Knowing that the EPA has and will strictly enforce the monitoring and training provisions of industrial stormwater permits, what can you do to protect your organization? Fortunately, quite a bit!
Getting Your Monitoring Program Up to Speed
Before you are caught by surprise and miss your monitoring and reporting deadlines, review your stormwater permit and become familiar with the sampling schedule. Know where the outfalls, or places where stormwater discharges, are on the grounds and around the perimeter of your facility and which outfalls are designated as appropriate sample locations. You should also know which types of monitoring, such as visual assessments, benchmark monitoring, effluent limitations monitoring, or impaired waters monitoring, should be conducted at each outfall. Additionally, make sure you know who is on your stormwater monitoring team, how to contact them when it’s time to sample, and which laboratory they should send the samples to once collected.
Though most of this information should have been gathered when your facility applied for its stormwater permit and developed its stormwater pollution prevention plan (SWPPP), it’s essential to make sure that every member of your stormwater monitoring team is familiar with these fundamentals before samples must be taken so you can avoid unnecessary and expensive violations.
Training Tips
To develop an industrial stormwater training program that will satisfy even the pickiest of EPA inspectors, be sure to train all employees who could affect stormwater quality, especially those who work in areas where industrial materials or activities are exposed to stormwater and those who are responsible for meeting permit requirements. Keep in mind, however, that personnel must be trained only as it relates to their job duties. Certain jobs require certain skills, and it isn’t necessary to make a worker responsible for loading or production sit through a session on the finer points of stormwater inspections if he or she isn’t on the stormwater team.
Plan to conduct stormwater training on a routine schedule. This improves employees’ retention of information and allows you to include updates on performance and to discuss issues found during inspections or maintenance activities. Facilities conducting frequent training have shown that regular refreshers can increase the effectiveness of stormwater programs overall.

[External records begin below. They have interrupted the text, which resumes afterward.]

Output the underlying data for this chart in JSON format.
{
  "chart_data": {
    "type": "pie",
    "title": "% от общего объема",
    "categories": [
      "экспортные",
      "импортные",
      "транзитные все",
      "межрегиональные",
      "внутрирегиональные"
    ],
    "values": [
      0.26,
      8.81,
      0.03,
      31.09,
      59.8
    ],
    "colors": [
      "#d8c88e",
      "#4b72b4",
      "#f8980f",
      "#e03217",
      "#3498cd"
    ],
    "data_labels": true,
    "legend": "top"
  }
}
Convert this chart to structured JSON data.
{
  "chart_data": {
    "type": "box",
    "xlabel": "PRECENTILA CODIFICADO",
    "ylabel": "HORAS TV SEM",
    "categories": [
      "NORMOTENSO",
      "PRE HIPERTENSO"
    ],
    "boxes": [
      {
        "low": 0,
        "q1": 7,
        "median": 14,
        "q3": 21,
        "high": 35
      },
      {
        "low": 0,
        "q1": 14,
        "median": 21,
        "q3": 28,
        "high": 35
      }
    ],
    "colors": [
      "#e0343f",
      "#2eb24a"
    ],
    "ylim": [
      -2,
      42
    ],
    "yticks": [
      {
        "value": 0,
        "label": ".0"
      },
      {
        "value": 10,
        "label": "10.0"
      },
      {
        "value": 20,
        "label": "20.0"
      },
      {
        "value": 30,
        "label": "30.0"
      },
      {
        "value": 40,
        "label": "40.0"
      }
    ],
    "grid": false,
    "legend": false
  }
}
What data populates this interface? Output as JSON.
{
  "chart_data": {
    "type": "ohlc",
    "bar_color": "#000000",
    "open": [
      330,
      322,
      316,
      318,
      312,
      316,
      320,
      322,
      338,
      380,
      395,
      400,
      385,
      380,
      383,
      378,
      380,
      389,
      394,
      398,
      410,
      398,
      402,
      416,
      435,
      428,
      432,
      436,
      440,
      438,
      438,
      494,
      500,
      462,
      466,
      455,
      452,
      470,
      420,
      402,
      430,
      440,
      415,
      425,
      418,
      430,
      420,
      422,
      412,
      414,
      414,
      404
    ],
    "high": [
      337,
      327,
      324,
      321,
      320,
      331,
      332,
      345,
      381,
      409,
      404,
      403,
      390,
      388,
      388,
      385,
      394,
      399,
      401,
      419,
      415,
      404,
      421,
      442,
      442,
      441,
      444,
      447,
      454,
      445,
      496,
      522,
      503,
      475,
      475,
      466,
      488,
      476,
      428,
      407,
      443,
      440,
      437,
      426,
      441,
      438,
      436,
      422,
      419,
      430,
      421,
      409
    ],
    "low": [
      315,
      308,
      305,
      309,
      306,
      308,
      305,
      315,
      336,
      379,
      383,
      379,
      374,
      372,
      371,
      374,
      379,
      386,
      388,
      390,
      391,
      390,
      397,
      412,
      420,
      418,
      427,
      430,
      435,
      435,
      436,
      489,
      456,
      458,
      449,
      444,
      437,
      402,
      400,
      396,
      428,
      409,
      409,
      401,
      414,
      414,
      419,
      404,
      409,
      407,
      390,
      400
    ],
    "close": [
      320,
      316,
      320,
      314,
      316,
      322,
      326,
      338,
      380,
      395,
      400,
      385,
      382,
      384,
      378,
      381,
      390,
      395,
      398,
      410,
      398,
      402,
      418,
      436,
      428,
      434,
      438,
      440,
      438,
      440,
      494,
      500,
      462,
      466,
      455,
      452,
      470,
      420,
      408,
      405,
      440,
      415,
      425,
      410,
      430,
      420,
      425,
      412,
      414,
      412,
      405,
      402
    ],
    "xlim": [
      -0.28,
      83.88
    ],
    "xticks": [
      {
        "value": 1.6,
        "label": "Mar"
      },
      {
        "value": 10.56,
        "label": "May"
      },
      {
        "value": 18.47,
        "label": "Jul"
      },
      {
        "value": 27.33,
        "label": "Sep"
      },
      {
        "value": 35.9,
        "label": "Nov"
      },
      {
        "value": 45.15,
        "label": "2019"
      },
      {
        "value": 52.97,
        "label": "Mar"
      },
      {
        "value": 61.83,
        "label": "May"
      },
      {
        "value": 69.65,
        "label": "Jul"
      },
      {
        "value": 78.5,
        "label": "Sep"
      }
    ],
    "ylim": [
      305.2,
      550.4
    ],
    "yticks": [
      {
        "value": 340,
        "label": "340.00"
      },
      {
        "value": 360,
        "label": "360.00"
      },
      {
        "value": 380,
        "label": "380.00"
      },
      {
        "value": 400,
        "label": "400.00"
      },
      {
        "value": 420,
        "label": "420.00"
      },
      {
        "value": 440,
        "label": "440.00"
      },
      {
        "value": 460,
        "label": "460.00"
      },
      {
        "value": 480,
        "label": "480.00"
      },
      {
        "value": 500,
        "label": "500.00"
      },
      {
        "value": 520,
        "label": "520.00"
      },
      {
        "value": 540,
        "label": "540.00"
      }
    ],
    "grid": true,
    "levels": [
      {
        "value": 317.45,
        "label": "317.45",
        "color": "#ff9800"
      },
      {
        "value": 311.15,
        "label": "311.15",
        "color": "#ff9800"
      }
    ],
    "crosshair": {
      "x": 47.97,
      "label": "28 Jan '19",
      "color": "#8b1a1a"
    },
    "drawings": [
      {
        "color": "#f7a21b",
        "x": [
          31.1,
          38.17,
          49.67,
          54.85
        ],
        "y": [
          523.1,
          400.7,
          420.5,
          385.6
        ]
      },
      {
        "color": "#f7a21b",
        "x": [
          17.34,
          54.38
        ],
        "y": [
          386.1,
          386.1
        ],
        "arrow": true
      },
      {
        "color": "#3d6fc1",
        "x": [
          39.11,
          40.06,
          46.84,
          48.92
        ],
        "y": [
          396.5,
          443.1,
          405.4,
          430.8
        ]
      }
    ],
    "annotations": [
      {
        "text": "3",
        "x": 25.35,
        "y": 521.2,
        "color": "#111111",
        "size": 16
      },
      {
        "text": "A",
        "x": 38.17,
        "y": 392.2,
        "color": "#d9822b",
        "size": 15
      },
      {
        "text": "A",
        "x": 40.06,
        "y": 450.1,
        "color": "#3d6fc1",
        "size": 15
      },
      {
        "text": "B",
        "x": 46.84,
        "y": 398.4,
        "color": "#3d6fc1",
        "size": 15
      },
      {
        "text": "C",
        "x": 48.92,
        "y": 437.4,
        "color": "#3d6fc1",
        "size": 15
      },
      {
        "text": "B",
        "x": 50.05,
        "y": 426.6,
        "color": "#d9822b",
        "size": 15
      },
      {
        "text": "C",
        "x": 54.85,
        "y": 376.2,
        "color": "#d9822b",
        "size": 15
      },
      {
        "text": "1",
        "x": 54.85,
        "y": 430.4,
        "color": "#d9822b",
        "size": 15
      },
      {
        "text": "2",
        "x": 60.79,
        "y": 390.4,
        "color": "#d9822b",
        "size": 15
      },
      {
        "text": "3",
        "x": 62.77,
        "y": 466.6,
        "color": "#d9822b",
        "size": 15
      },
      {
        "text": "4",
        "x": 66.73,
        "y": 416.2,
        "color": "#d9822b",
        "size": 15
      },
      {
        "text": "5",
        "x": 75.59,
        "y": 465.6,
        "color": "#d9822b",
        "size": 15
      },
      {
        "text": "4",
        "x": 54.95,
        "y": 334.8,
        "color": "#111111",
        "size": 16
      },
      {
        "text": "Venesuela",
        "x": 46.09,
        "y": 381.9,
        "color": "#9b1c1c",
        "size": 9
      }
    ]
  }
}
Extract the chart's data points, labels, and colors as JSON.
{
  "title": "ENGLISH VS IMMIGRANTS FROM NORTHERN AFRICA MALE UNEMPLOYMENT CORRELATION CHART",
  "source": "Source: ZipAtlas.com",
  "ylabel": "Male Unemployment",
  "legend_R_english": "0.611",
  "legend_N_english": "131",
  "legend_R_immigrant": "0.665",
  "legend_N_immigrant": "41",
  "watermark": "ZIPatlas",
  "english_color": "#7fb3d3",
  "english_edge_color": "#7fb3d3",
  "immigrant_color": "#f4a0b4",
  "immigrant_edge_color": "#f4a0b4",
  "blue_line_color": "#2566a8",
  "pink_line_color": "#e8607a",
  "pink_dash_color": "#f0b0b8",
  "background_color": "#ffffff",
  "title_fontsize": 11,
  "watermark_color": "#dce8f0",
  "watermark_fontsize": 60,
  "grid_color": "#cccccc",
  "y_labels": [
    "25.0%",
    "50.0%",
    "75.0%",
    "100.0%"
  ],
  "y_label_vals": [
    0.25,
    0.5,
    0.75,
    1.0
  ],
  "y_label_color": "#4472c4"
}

To help you organize and develop your program and determine who needs what training and when, it may be helpful for your facility to develop a stormwater training plan. In the training plan, you should identify all of the best management practices (BMPs) applied at your facility, which employees have primary responsibility for maintaining and implementing them, and what other employees should know to ensure their success. Your plan should also identify how employees will be trained, whether through written materials, verbal instructions, videos, or testing, and the time frame and frequency of training for new and existing employees. With a solid game plan, your training program—and your stormwater management program as a whole—will be much more likely to succeed and avoid EPA scrutiny.